Universal consistency of the $k$-NN rule in metric spaces and Nagata dimension. II
Sushma Kumari, Vladimir G. Pestov
TL;DR
This work probes when the $k$-NN classifier is universally and strongly universally consistent across complete separable metric spaces. It connects learning-theoretic guarantees to geometric/differential properties of the space, notably the Lebesgue–Besicovitch differentiation property and Nagata/de Groot dimensions, extending Stone-type Euclidean results to broader settings. Key contributions include universal and strong universal consistency results in sigma-finite Nagata spaces, non-Archimedean and Nagata-dimension-zero spaces under tailored tie-breaking, and a unified conjecture linking consistency to dimensional and differentiation properties. The findings illuminate how metric geometry governs the reliability of $k$-NN in diverse spaces, with the Heisenberg group serving as a pivotal example separating Nagata and de Groot notions. The revised conjecture sets a roadmap for a comprehensive criterion characterizing universal consistency in arbitrary complete separable metric spaces.
Abstract
We continue to investigate the $k$ nearest neighbour ($k$-NN) learning rule in complete separable metric spaces.
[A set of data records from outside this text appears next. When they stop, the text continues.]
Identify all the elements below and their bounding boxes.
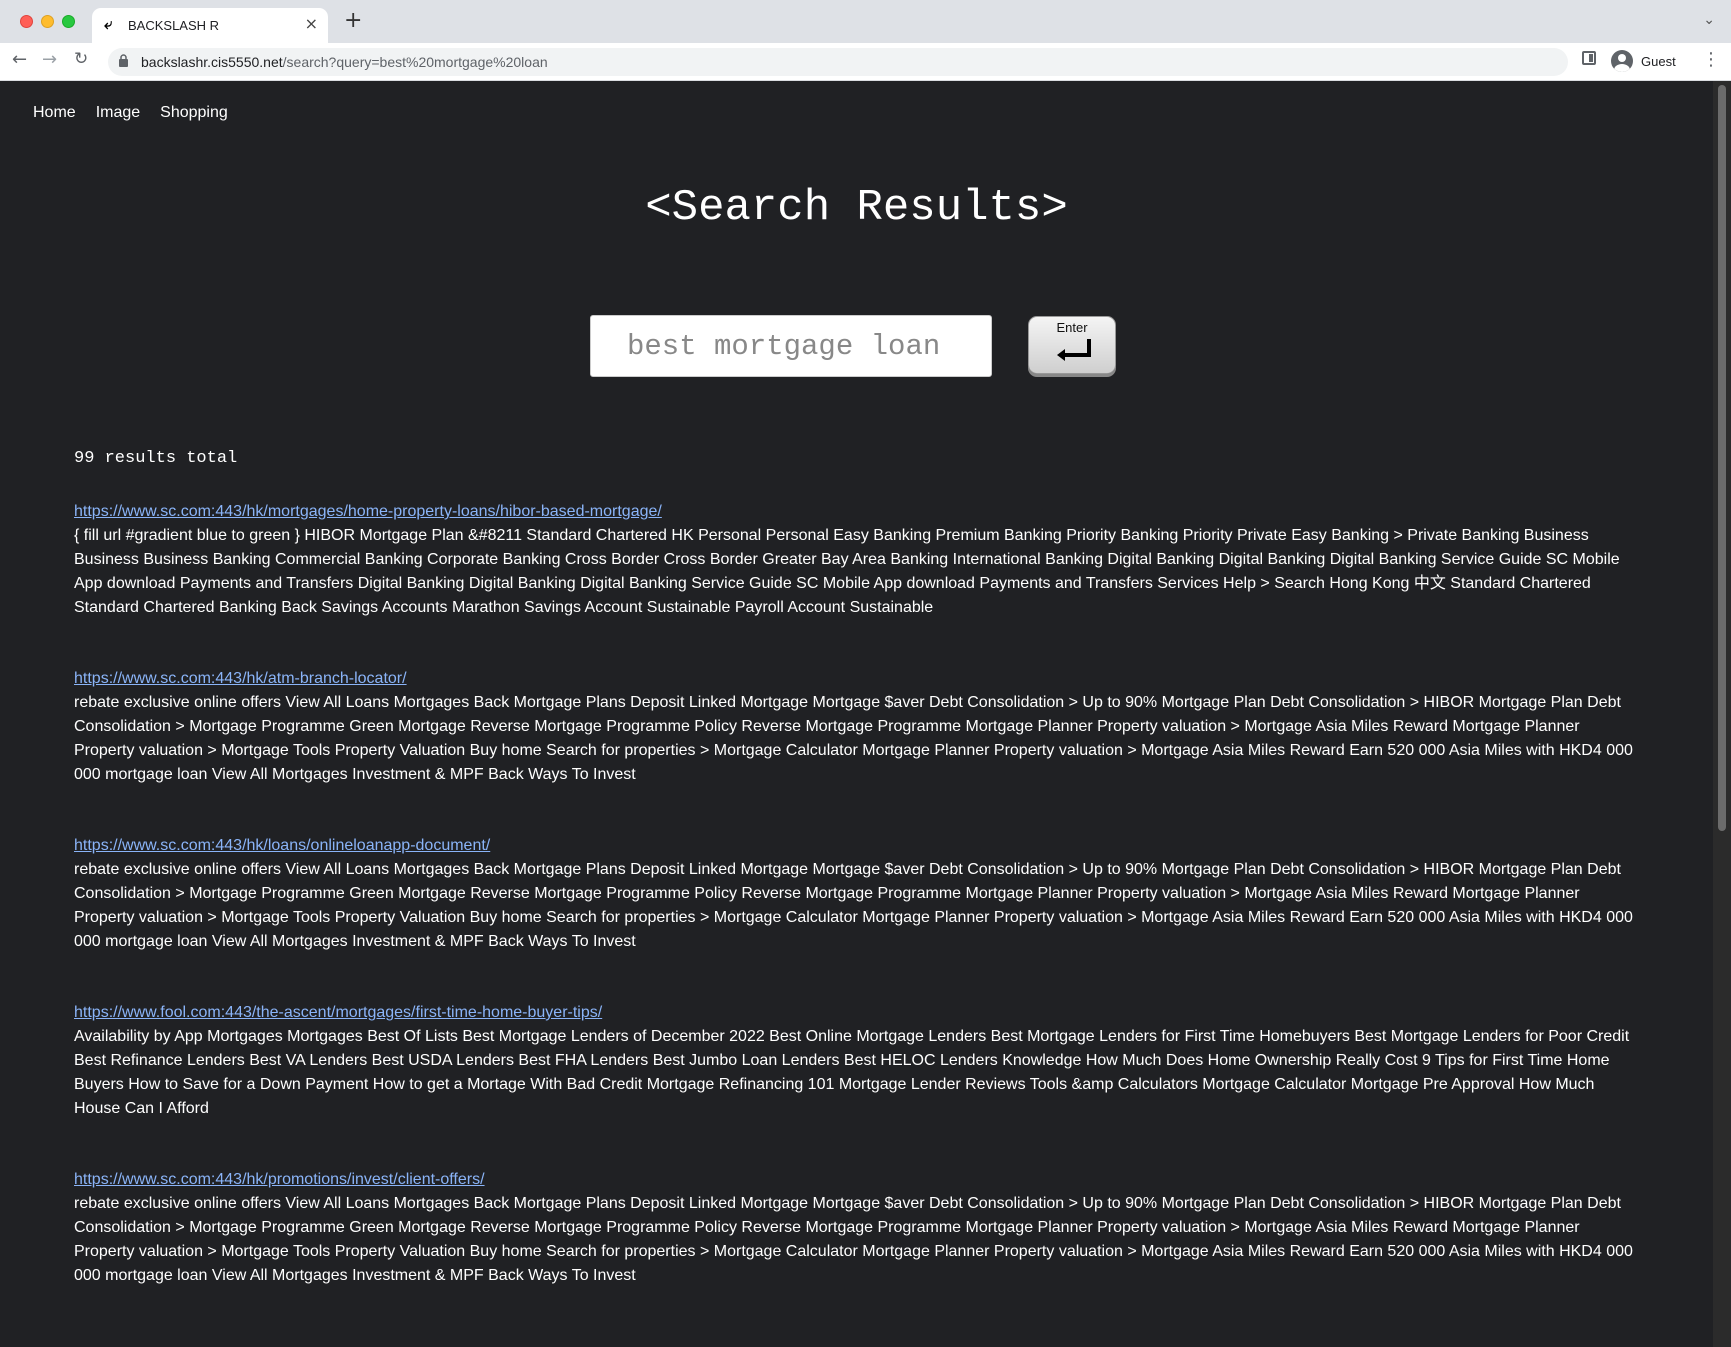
maximize-window-button[interactable]	[62, 15, 75, 28]
result-item: https://www.sc.com:443/hk/mortgages/home…	[74, 500, 1644, 620]
lock-icon	[118, 54, 129, 70]
result-snippet: Availability by App Mortgages Mortgages …	[74, 1028, 1630, 1117]
close-window-button[interactable]	[20, 15, 33, 28]
search-input[interactable]	[590, 315, 992, 377]
top-nav: Home Image Shopping	[33, 104, 228, 122]
result-link[interactable]: https://www.fool.com:443/the-ascent/mort…	[74, 1001, 1644, 1025]
back-arrow-icon[interactable]: ←	[12, 49, 27, 70]
minimize-window-button[interactable]	[41, 15, 54, 28]
result-link[interactable]: https://www.sc.com:443/hk/atm-branch-loc…	[74, 667, 1644, 691]
profile-name: Guest	[1641, 53, 1676, 69]
result-link[interactable]: https://www.sc.com:443/hk/promotions/inv…	[74, 1168, 1644, 1192]
tab-bar: ⤶ BACKSLASH R × + ⌄	[0, 0, 1731, 43]
browser-menu-icon[interactable]: ⋮	[1702, 49, 1720, 70]
result-item: https://www.sc.com:443/hk/promotions/inv…	[74, 1168, 1644, 1288]
result-link[interactable]: https://www.sc.com:443/hk/loans/onlinelo…	[74, 834, 1644, 858]
result-snippet: rebate exclusive online offers View All …	[74, 694, 1633, 783]
backslash-favicon-icon: ⤶	[104, 15, 113, 33]
url-path: /search?query=best%20mortgage%20loan	[282, 54, 548, 70]
result-link[interactable]: https://www.sc.com:443/hk/mortgages/home…	[74, 500, 1644, 524]
result-item: https://www.sc.com:443/hk/atm-branch-loc…	[74, 667, 1644, 787]
page-title: <Search Results>	[645, 183, 1068, 233]
nav-image-link[interactable]: Image	[96, 104, 140, 122]
tab-search-chevron-icon[interactable]: ⌄	[1703, 12, 1715, 28]
result-snippet: { fill url #gradient blue to green } HIB…	[74, 527, 1620, 616]
browser-tab[interactable]: ⤶ BACKSLASH R ×	[92, 8, 328, 43]
result-item: https://www.fool.com:443/the-ascent/mort…	[74, 1001, 1644, 1121]
guest-avatar-icon	[1611, 50, 1633, 72]
results-count: 99 results total	[74, 449, 238, 468]
profile-button[interactable]: Guest	[1611, 47, 1676, 75]
enter-arrow-icon	[1057, 339, 1091, 361]
scrollbar-thumb[interactable]	[1718, 85, 1726, 831]
window-controls	[20, 15, 75, 28]
nav-home-link[interactable]: Home	[33, 104, 76, 122]
result-snippet: rebate exclusive online offers View All …	[74, 1195, 1633, 1284]
tab-title: BACKSLASH R	[128, 18, 220, 33]
nav-shopping-link[interactable]: Shopping	[160, 104, 228, 122]
new-tab-icon[interactable]: +	[344, 8, 362, 33]
result-snippet: rebate exclusive online offers View All …	[74, 861, 1633, 950]
results-list: https://www.sc.com:443/hk/mortgages/home…	[74, 500, 1644, 1335]
url-text: backslashr.cis5550.net/search?query=best…	[141, 54, 548, 70]
enter-button[interactable]: Enter	[1028, 316, 1116, 374]
result-item: https://www.sc.com:443/hk/loans/onlinelo…	[74, 834, 1644, 954]
close-tab-icon[interactable]: ×	[305, 14, 318, 33]
enter-label: Enter	[1056, 320, 1088, 335]
forward-arrow-icon[interactable]: →	[42, 49, 57, 70]
side-panel-icon[interactable]	[1582, 51, 1596, 65]
address-bar[interactable]: backslashr.cis5550.net/search?query=best…	[108, 48, 1568, 76]
page-scrollbar[interactable]	[1713, 81, 1731, 1347]
page-content: Home Image Shopping <Search Results> Ent…	[0, 81, 1713, 1347]
url-host: backslashr.cis5550.net	[141, 54, 283, 70]
browser-toolbar: ← → ↻ backslashr.cis5550.net/search?quer…	[0, 43, 1731, 81]
reload-icon[interactable]: ↻	[74, 49, 88, 69]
Thanks to the results of Cérou and Guyader (2006) and Preiss (1983), this rule is known to be universally consistent in every such metric space that is sigma-finite dimensional in the sense of Nagata. Here we show that the rule is strongly universally consistent in such spaces in the absence of ties. Under the tie-breaking strategy applied by Devroye, Györfi, Krzyżak, and Lugosi (1994) in the Euclidean setting, we manage to show the strong universal consistency in non-Archimedian metric spaces (that is, those of Nagata dimension zero). Combining the theorem of Cérou and Guyader with results of Assouad and Quentin de Gromard (2006), one deduces that the $k$-NN rule is universally consistent in metric spaces having finite dimension in the sense of de Groot. In particular, the $k$-NN rule is universally consistent in the Heisenberg group which is not sigma-finite dimensional in the sense of Nagata as follows from an example independently constructed by Korányi and Reimann (1995) and Sawyer and Wheeden (1992).